広島に原爆が落とされ終戦となるが、ペリリュー島の日本兵たちは終戦を知らずに武装を続けます。でももうアメリカは攻撃してこないから大丈夫。後はなんとか終戦を知って日本に帰るのみ。
ここまで来れば一安心。よくぞ皆生き延びたね。残酷なシーンはこの後はなさそうだわ。
と胸をなでおろしながら観ていたのですが、ところがどっこい、ここからが一番怖かった(涙)

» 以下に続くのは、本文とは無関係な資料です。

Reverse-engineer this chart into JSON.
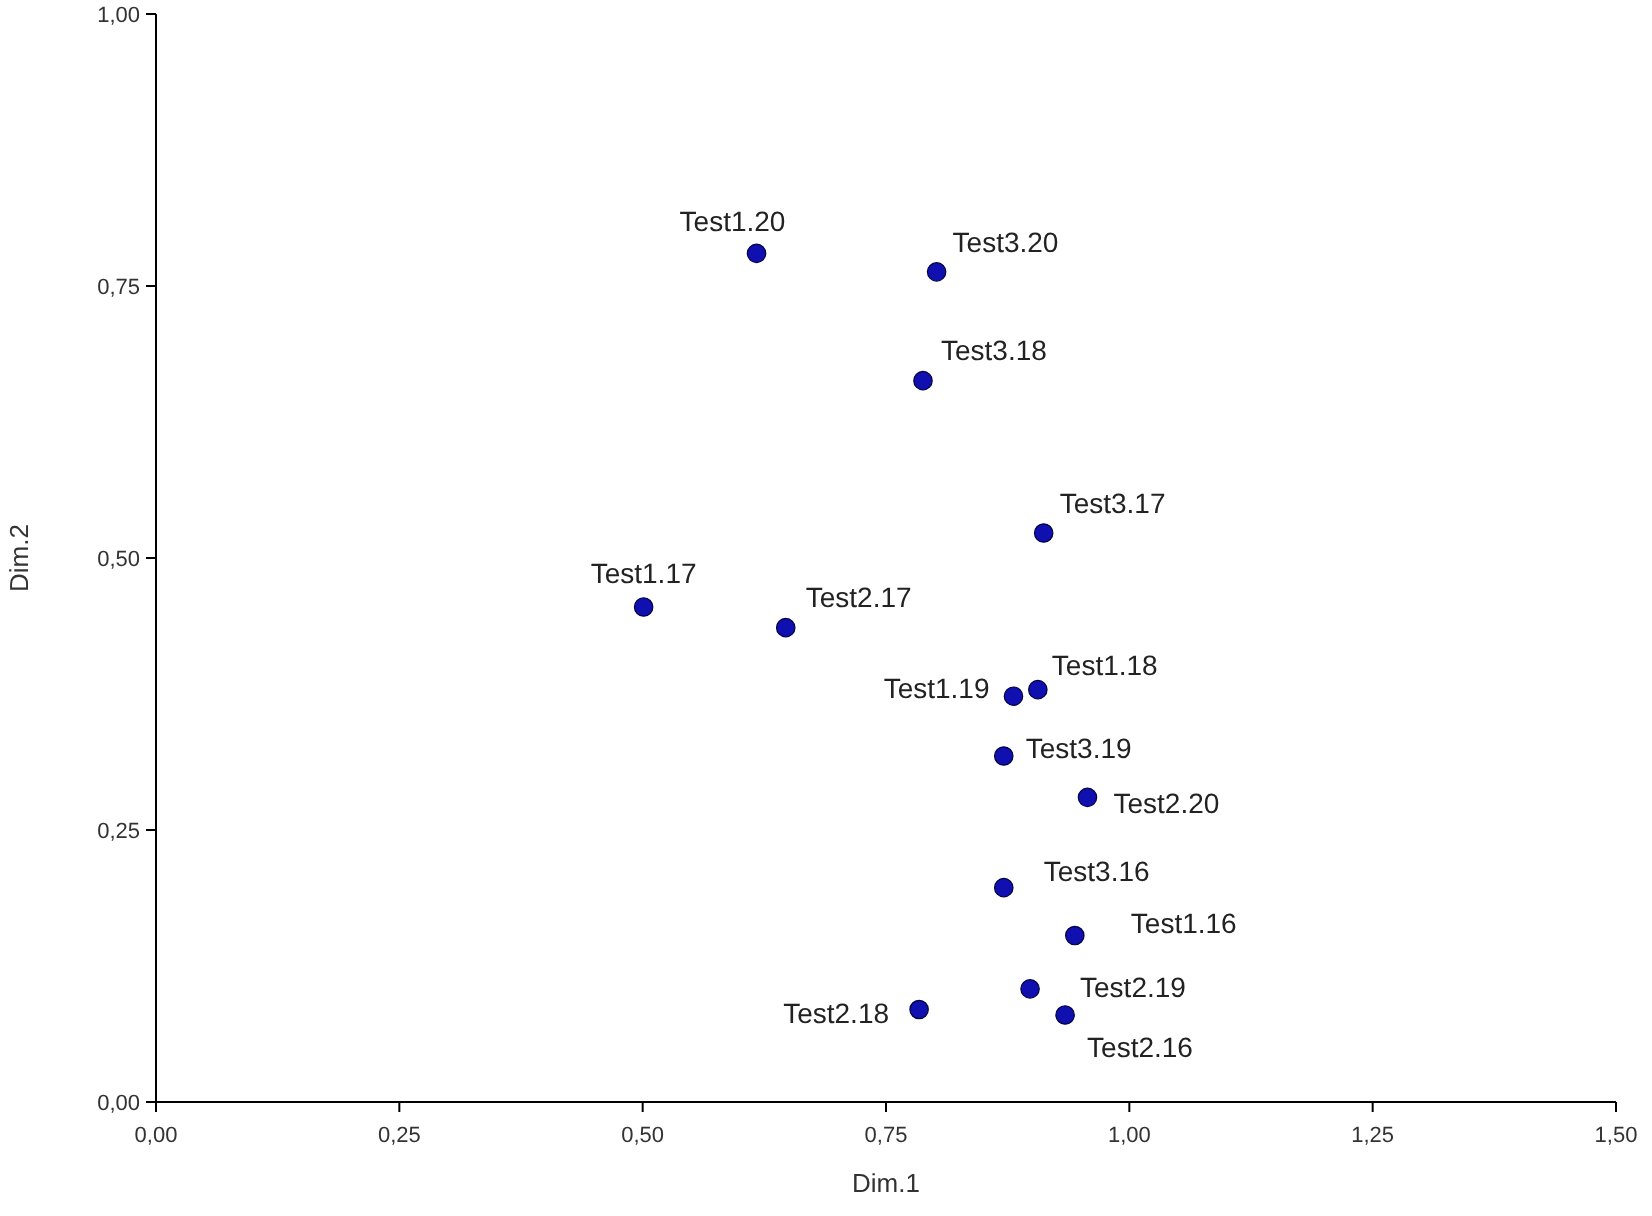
{
  "chart_data": {
    "type": "scatter",
    "xlabel": "Dim.1",
    "ylabel": "Dim.2",
    "x": [
      0.617,
      0.802,
      0.788,
      0.912,
      0.501,
      0.647,
      0.881,
      0.906,
      0.871,
      0.957,
      0.871,
      0.944,
      0.898,
      0.934,
      0.784
    ],
    "series": [
      {
        "color": "#1010b0",
        "values": [
          0.78,
          0.763,
          0.663,
          0.523,
          0.455,
          0.436,
          0.373,
          0.379,
          0.318,
          0.28,
          0.197,
          0.153,
          0.104,
          0.08,
          0.085
        ]
      }
    ],
    "annotations": [
      {
        "text": "Test1.20",
        "x": 0.617,
        "y": 0.78
      },
      {
        "text": "Test3.20",
        "x": 0.802,
        "y": 0.763
      },
      {
        "text": "Test3.18",
        "x": 0.788,
        "y": 0.663
      },
      {
        "text": "Test3.17",
        "x": 0.912,
        "y": 0.523
      },
      {
        "text": "Test1.17",
        "x": 0.501,
        "y": 0.455
      },
      {
        "text": "Test2.17",
        "x": 0.647,
        "y": 0.436
      },
      {
        "text": "Test1.19",
        "x": 0.881,
        "y": 0.373
      },
      {
        "text": "Test1.18",
        "x": 0.906,
        "y": 0.379
      },
      {
        "text": "Test3.19",
        "x": 0.871,
        "y": 0.318
      },
      {
        "text": "Test2.20",
        "x": 0.957,
        "y": 0.28
      },
      {
        "text": "Test3.16",
        "x": 0.871,
        "y": 0.197
      },
      {
        "text": "Test1.16",
        "x": 0.944,
        "y": 0.153
      },
      {
        "text": "Test2.19",
        "x": 0.898,
        "y": 0.104
      },
      {
        "text": "Test2.16",
        "x": 0.934,
        "y": 0.08
      },
      {
        "text": "Test2.18",
        "x": 0.784,
        "y": 0.085
      }
    ],
    "xlim": [
      0,
      1.5
    ],
    "ylim": [
      0,
      1
    ],
    "xticks": [
      {
        "value": 0,
        "label": "0,00"
      },
      {
        "value": 0.25,
        "label": "0,25"
      },
      {
        "value": 0.5,
        "label": "0,50"
      },
      {
        "value": 0.75,
        "label": "0,75"
      },
      {
        "value": 1,
        "label": "1,00"
      },
      {
        "value": 1.25,
        "label": "1,25"
      },
      {
        "value": 1.5,
        "label": "1,50"
      }
    ],
    "yticks": [
      {
        "value": 0,
        "label": "0,00"
      },
      {
        "value": 0.25,
        "label": "0,25"
      },
      {
        "value": 0.5,
        "label": "0,50"
      },
      {
        "value": 0.75,
        "label": "0,75"
      },
      {
        "value": 1,
        "label": "1,00"
      }
    ],
    "grid": false,
    "marker": "circle"
  }
}
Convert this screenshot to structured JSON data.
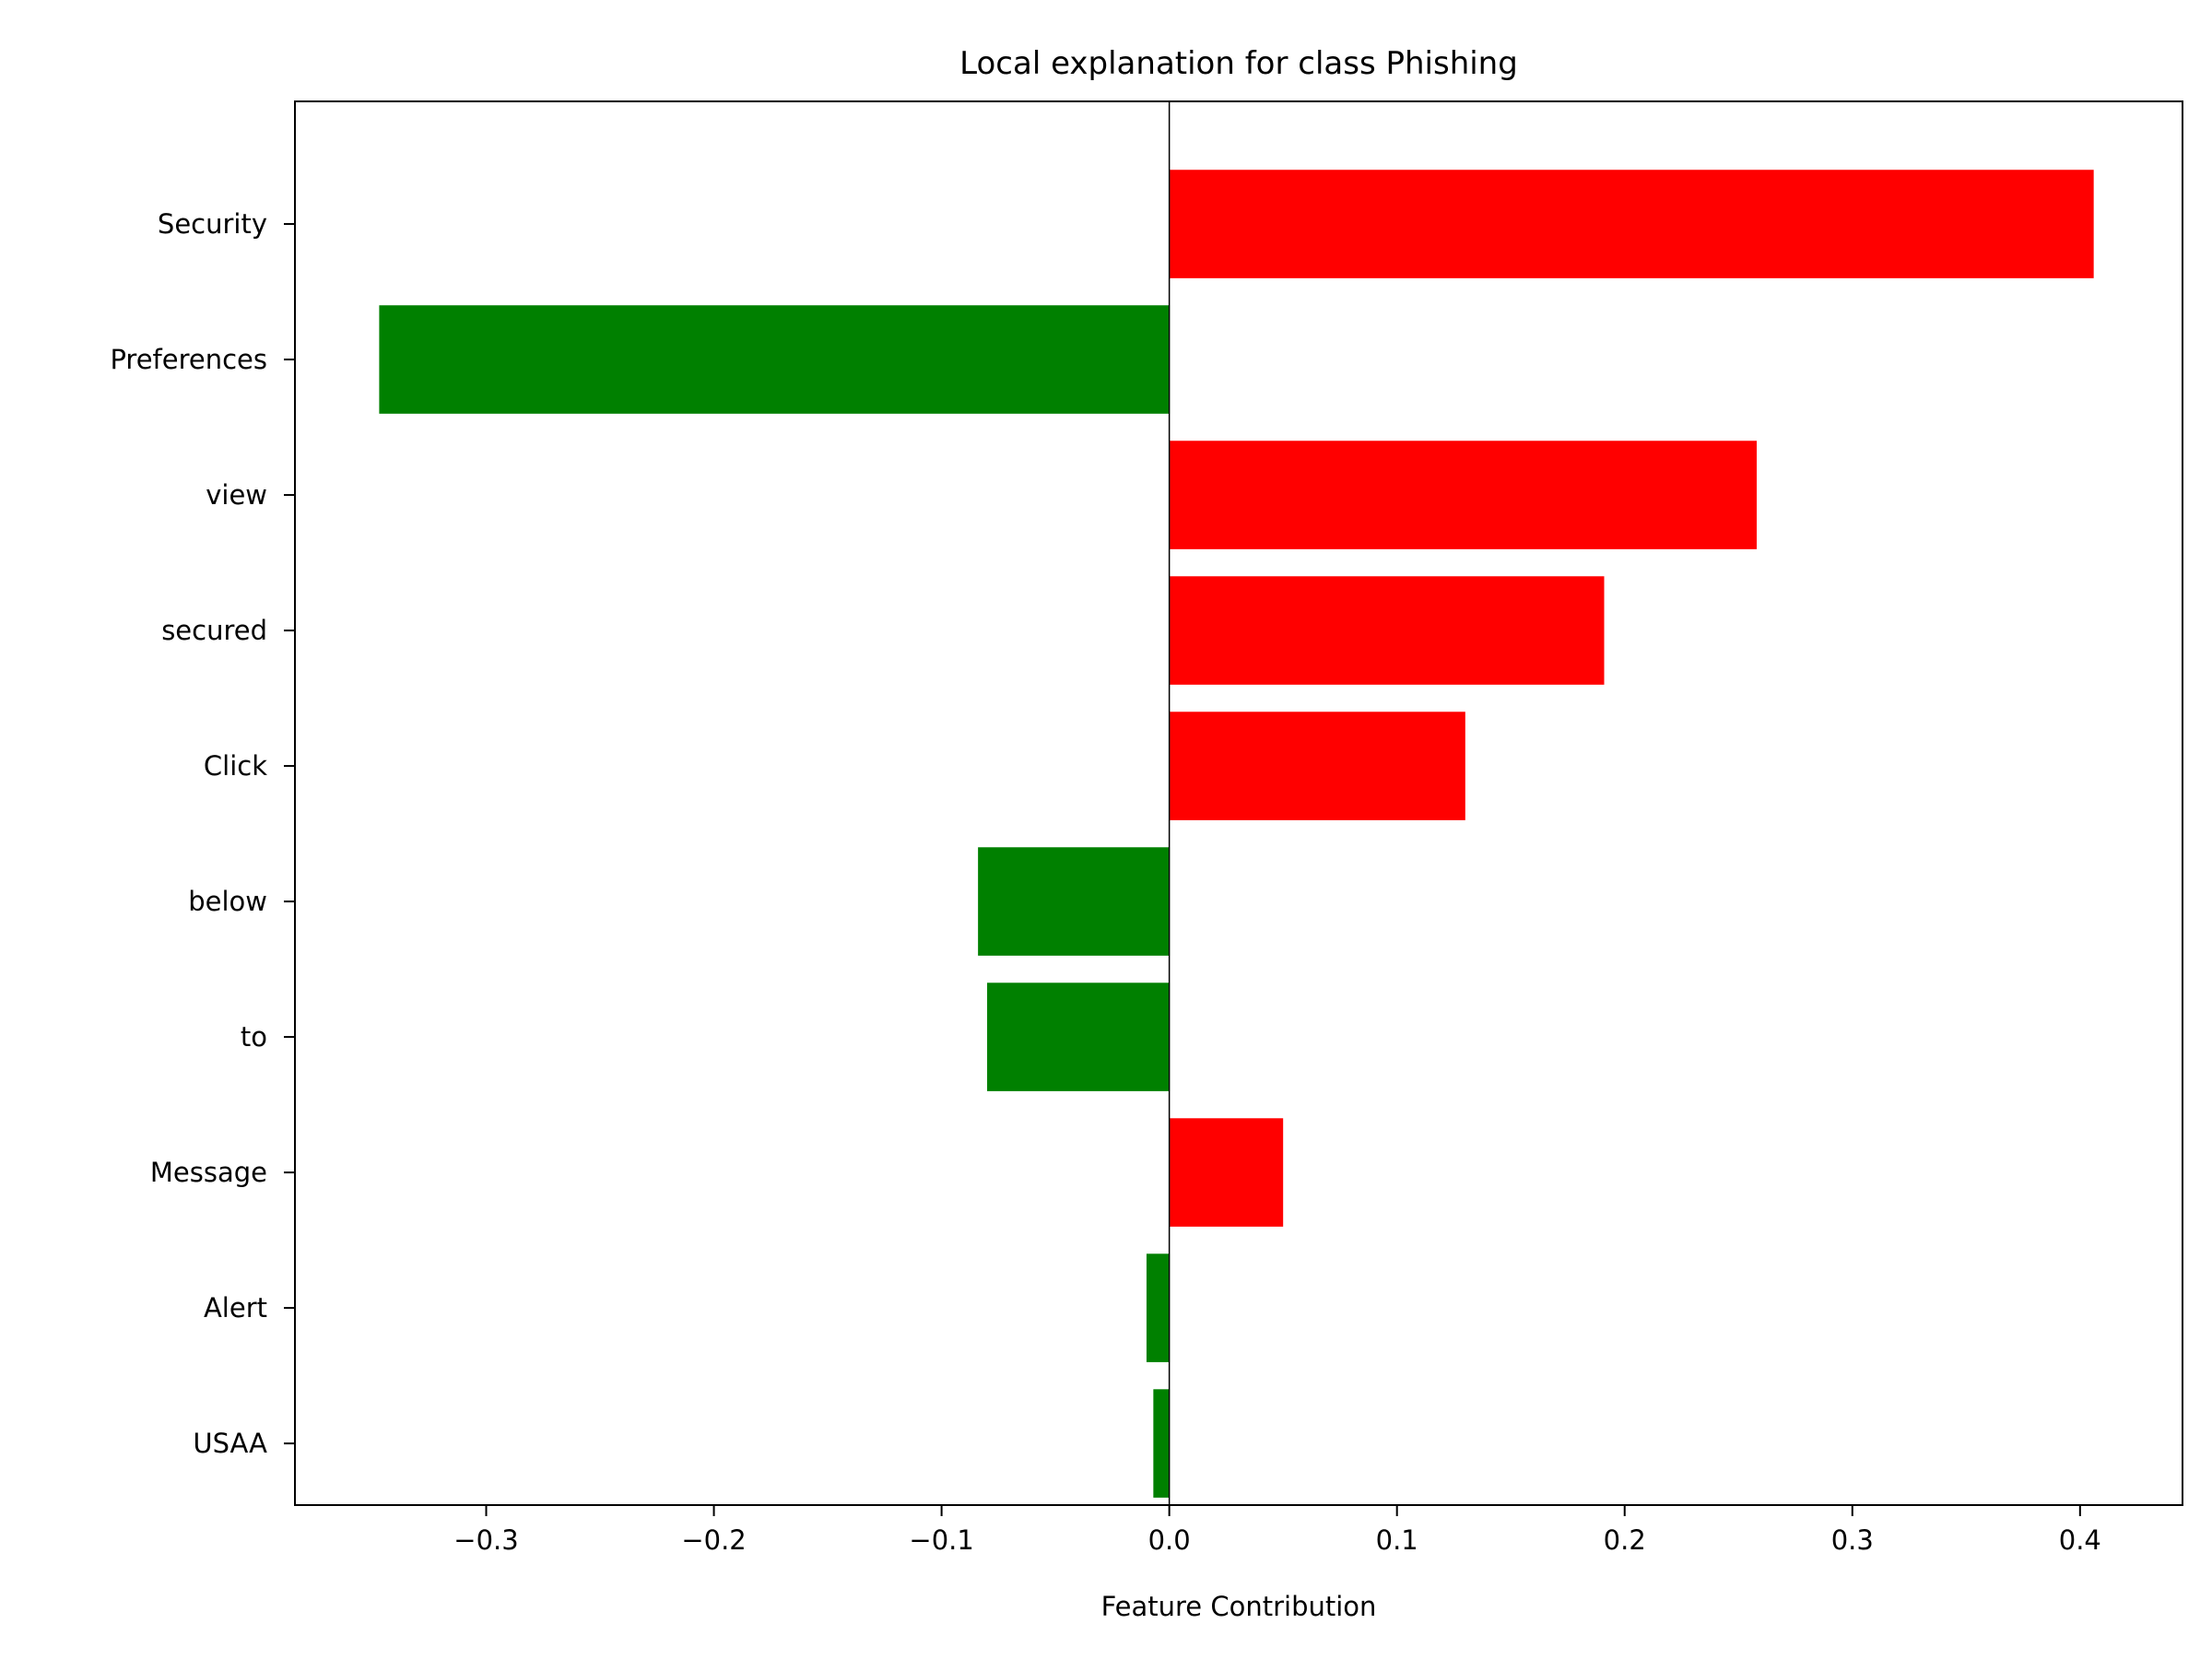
{
  "chart_data": {
    "type": "bar",
    "orientation": "horizontal",
    "title": "Local explanation for class Phishing",
    "xlabel": "Feature Contribution",
    "ylabel": "",
    "categories": [
      "Security",
      "Preferences",
      "view",
      "secured",
      "Click",
      "below",
      "to",
      "Message",
      "Alert",
      "USAA"
    ],
    "values": [
      0.406,
      -0.347,
      0.258,
      0.191,
      0.13,
      -0.084,
      -0.08,
      0.05,
      -0.01,
      -0.007
    ],
    "xlim": [
      -0.384,
      0.445
    ],
    "xticks": [
      -0.3,
      -0.2,
      -0.1,
      0.0,
      0.1,
      0.2,
      0.3,
      0.4
    ],
    "xtick_labels": [
      "−0.3",
      "−0.2",
      "−0.1",
      "0.0",
      "0.1",
      "0.2",
      "0.3",
      "0.4"
    ],
    "grid": false,
    "colors": {
      "positive": "#ff0000",
      "negative": "#008000"
    }
  }
}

日本兵の誰かが、アメリカの基地のゴミ箱からアメリカの新聞を拾って帰ります。英語に堪能な人がそれを読み、「戦争は終わったと書いてある」と日本軍のアジトで皆に告げます。
普通に考えたら後は話は簡単ですよね。
なんだなんだ、もう武装しなくていいのか。負けたのは残念だが、とりあえず戦闘は終了だな。
と、普通こういう発想になると思うのですが、、
日本兵たちの間で意見が分かれます。
この新聞は自分たちを油断させるための罠だ。だまされてはいけない。これからも武装を続ける。
という意見と、
ゴミ箱に落ちていた新聞だし、英語で書かれている。いくらなんでも罠にしてはおかしい。本当に戦争は終わったのではないか。
という意見と。
で、意見が分かれたらそれはそれで議論を続ければいいのに、皆からの信頼の厚いリーダーが、「これは罠だ。だまされるな。俺たちは闘い続ける」と力強く言ったとたん、そうだそうだ、となってしまうんですよね。。
それから数日後、主人公の友だちが皆のいないところで、こう言います。「本当に戦争は終わっているのではないだろうか。僕は一人でアメリカ基地に行って降伏する。そして真実を確かめる」と。
降伏というのは、自ら白旗を上げる行為なので、当時は死罪に匹敵する行為でした。それでも友だちの意志は固かったため、主人公は「僕も一緒に行く」と友だちの味方になる決意をします。
そして降伏決行の当日。白旗を持ってこっそりとアメリカ基地へ行こうとする二人は、日本軍の仲間たちに見つかってしまいます。
必死でとめるリーダー。それでも走り続ける二人。「あの二人を撃て」というリーダーの絶叫。二人に降り注ぐ銃弾の雨。そこへ銃撃中の日本兵たちを邪魔するかのように、手榴弾が投げ込まれ(投げ込んだ人は二人を逃がす手助けをしたわけですが、手助けをしたがために後で殺されます)、たくさんの犠牲を払いながらも、主人公とその友だちは、なんとか仲間たちから逃げおおせてアメリカ基地へと近づきます。
するとそこへ、例のリーダーが一人で現れて通せんぼします。「行くなら撃つ」と。
リーダーと友だちは、にらみ合いの末に、震える手で互いに銃を引き、銃弾はどちらとも命中。二人とも血だらけになります。
瀕死状態の友をおぶって、アメリカ基地にかけ込む主人公。そこで、「戦争は終わっている」とようやく真実を知ることができたのですが、その時すでに背中の友は血だらけで息絶えていました。
敵と味方で殺し合う前半のシーンも相当残酷だったのですが、味方同士で殺し合う後半部分が私は一番怖かった。
主人公の友だちは、リーダーに流されず、リーダーを崇拝する皆の勢いに流されず、冷静に正しい判断をした。自分の頭で考えて、勇気を出して「正しいこと」をしようとした。
それなのに、その「正しさ」が、人を傷つけ自分も傷つけられ、その結果、仲間同士で殺し合うという最悪の事態を招いてしまう。
怖いのは戦争ではなくて、人間社会の中に潜むこういう理不尽な構造なのではないか。そんな重たい問いを最後の最後に投げかけられたような気がしました。
それでも、だから人間はだめなんだよ、ということではなくって、流されずに「正しいこと」をしようとした人が映画の中でクローズアップされたこと。そしてその映画をたくさんの人が観たこと。そこに希望があるように私は感じました。
戦争はよくないよね。という教訓以外に、「強い声にに盲目的に従うような土壌は時に悲劇を生むよね」と、そういう教訓を観客が持ち帰ることができたのなら、それはこの平和な世の中にあっても生かせる大切な教訓なんだと思う。
仲間同士で殺し合うことになったシーンが一番怖かったけれど、そこにこそ大きなメッセージがある。そんな風に思いながら、何日も何日も映画の余韻にひたり続けています。